Obfuscation: how leaving a trail of confusion can beat online surveillance by Julia Powles.
From the post:
At the heart of Cambridge University, there’s a library tower filled with 200,000 forgotten books. Rumoured by generations of students to hold the campus collection of porn, Sir Gilbert Scott’s tower is, in fact, filled with pocket books. Guides, manuals, tales and pamphlets for everyday life, deemed insufficiently scholarly for the ordinary collection, they stand preserved as an extraordinary relic of past preoccupations.
One new guide in the handbook tradition – and one that is decidedly on point for 2015 – is the slim, black, cloth-bound volume, Obfuscation: A User’s Guide for Privacy and Protest, published by MIT Press. A collaboration between technologist Finn Brunton and philosopher Helen Nissenbaum, both of New York University, Obfuscation packs utility, charm and conviction into its tightly-composed 100-page core.

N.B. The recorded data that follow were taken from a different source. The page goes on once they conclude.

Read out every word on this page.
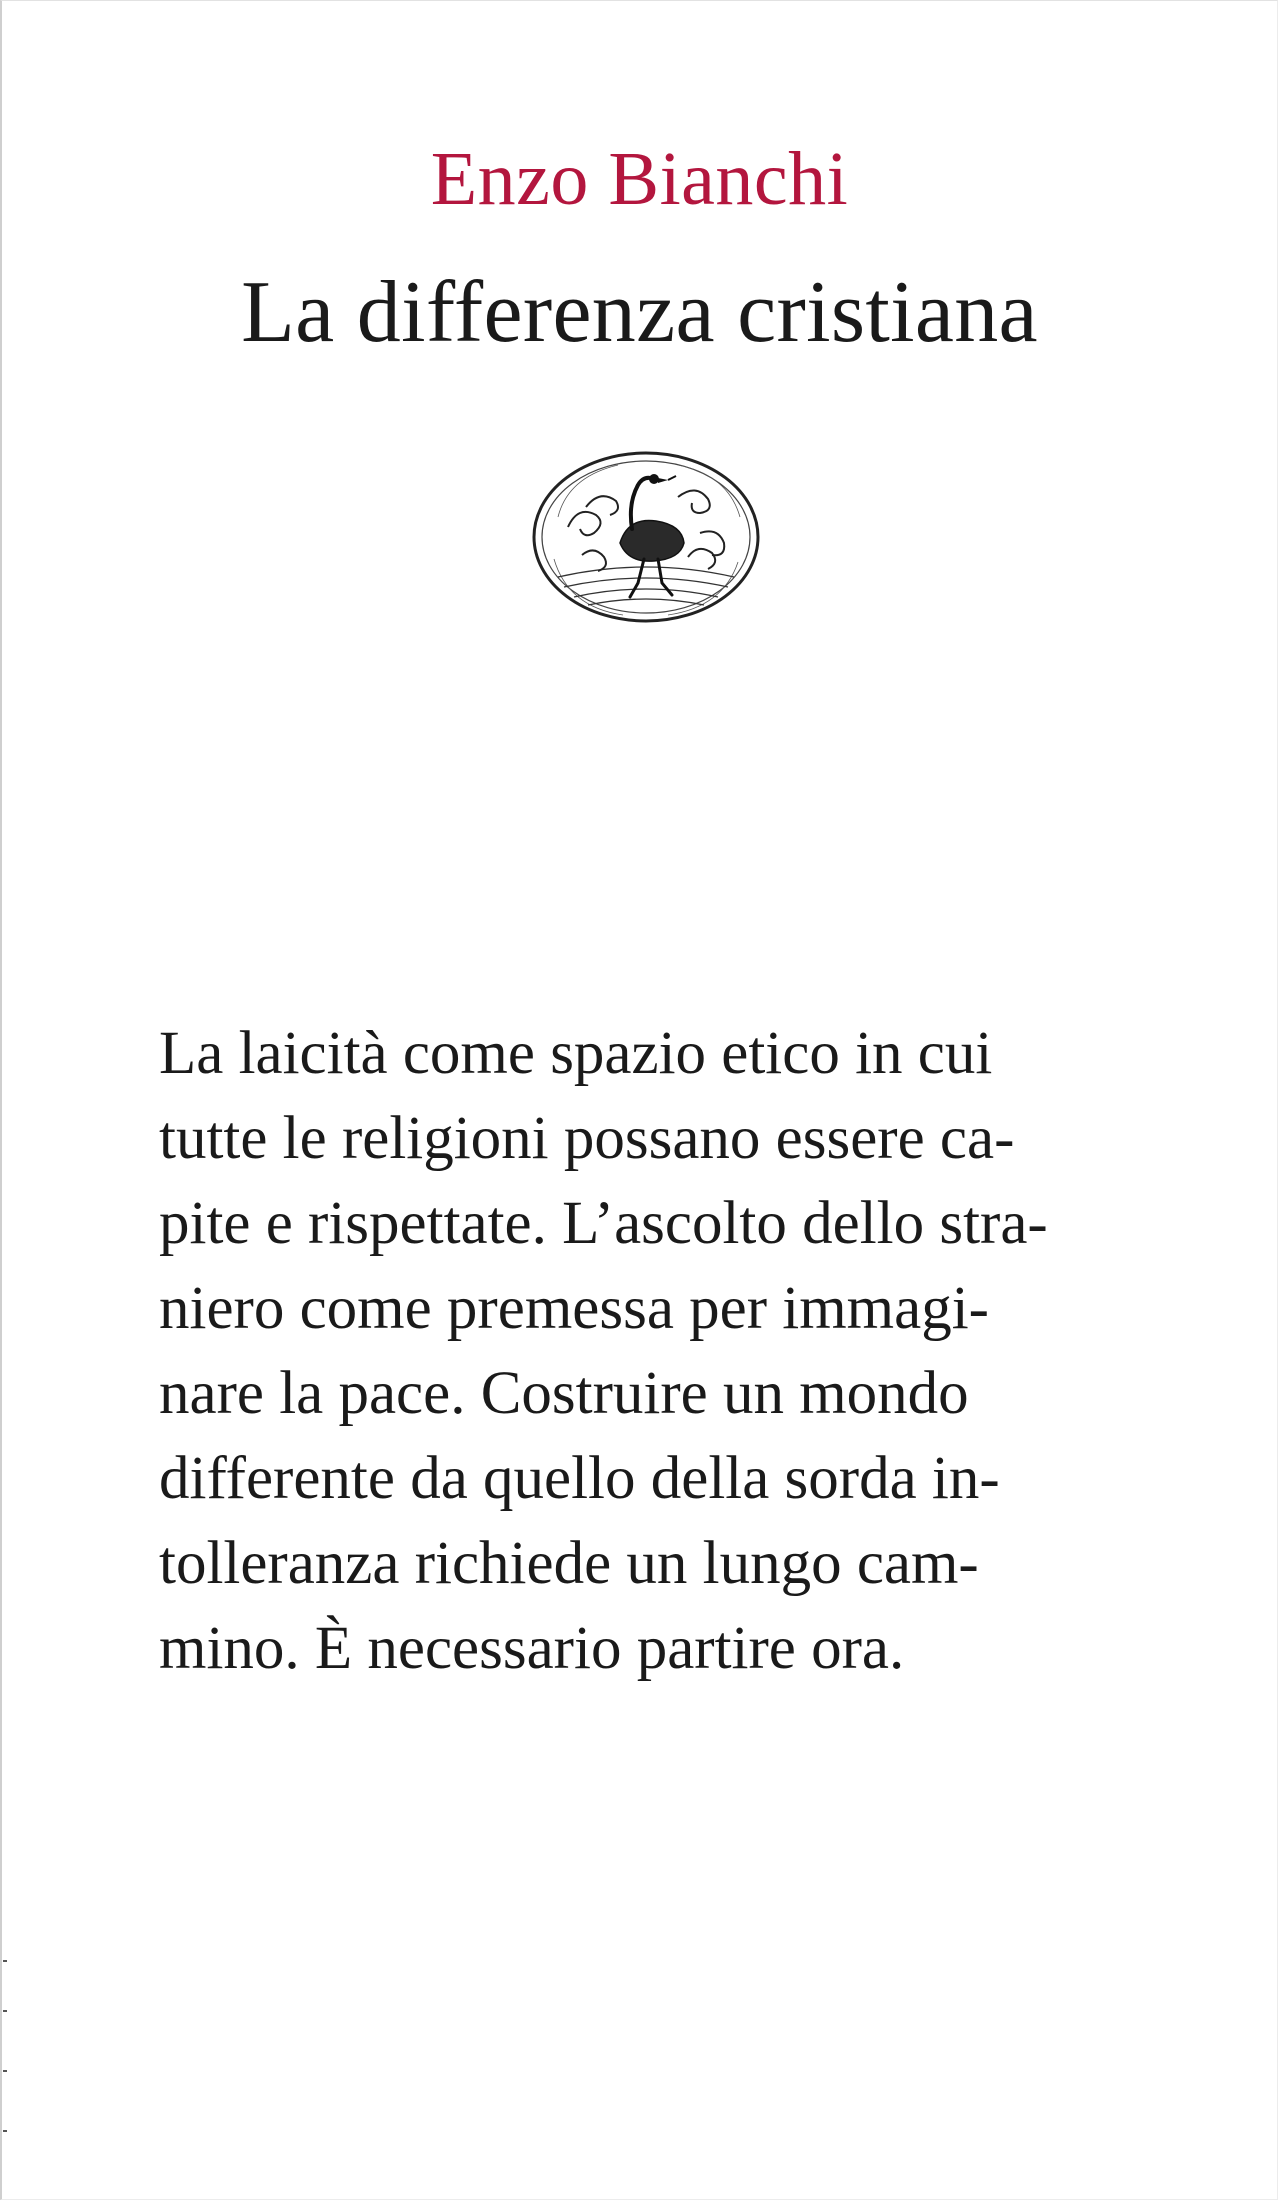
Enzo Bianchi
La differenza cristiana
La laicità come spazio etico in cui
tutte le religioni possano essere ca-
pite e rispettate. L’ascolto dello stra-
niero come premessa per immagi-
nare la pace. Costruire un mondo
differente da quello della sorda in-
tolleranza richiede un lungo cam-
mino. È necessario partire ora.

This is a thin book, but its ambition is vast.
Brunton and Nissenbaum aim to start a “big little revolution” in the data-mining and surveillance business, by “throwing some sand in the gears, kicking up dust and making some noise”. Specifically, the authors champion the titular term, obfuscation, or “the addition of ambiguous, confusing, or misleading information to interfere with surveillance and data collection projects”. The objective of such measures is to thwart profiling, “to buy time, gain cover, and hide in a crowd of signals”.
Read Julia’s review and then order Obfuscation: A User’s Guide for Privacy and Protest or add it to your wish list!
MIT Press give this description:
With Obfuscation, Finn Brunton and Helen Nissenbaum mean to start a revolution. They are calling us not to the barricades but to our computers, offering us ways to fight today’s pervasive digital surveillance—the collection of our data by governments, corporations, advertisers, and hackers. To the toolkit of privacy protecting techniques and projects, they propose adding obfuscation: the deliberate use of ambiguous, confusing, or misleading information to interfere with surveillance and data collection projects. Brunton and Nissenbaum provide tools and a rationale for evasion, noncompliance, refusal, even sabotage—especially for average users, those of us not in a position to opt out or exert control over data about ourselves. Obfuscation will teach users to push back, software developers to keep their user data safe, and policy makers to gather data without misusing it.
Brunton and Nissenbaum present a guide to the forms and formats that obfuscation has taken and explain how to craft its implementation to suit the goal and the adversary. They describe a series of historical and contemporary examples, including radar chaff deployed by World War II pilots, Twitter bots that hobbled the social media strategy of popular protest movements, and software that can camouflage users’ search queries and stymie online advertising. They go on to consider obfuscation in more general terms, discussing why obfuscation is necessary, whether it is justified, how it works, and how it can be integrated with other privacy practices and technologies.
In hardcover, Obfuscation retails at $19.95, for 136 pages.
MIT should issue a paperback version for $5.00 (or less in bulk), to put Obfuscation in the range of conference swag.
The underlying principles and discussion are all very scholarly I’m sure (I haven’t read it yet) but obfuscation can only flourish when practiced in large numbers. Cf. “I’m Spartacus”. Spartacus (IMDB), Spartacus Film (Wikipedia)
To paraphrase the Capital One ad: How many different identities do you have in your wallet?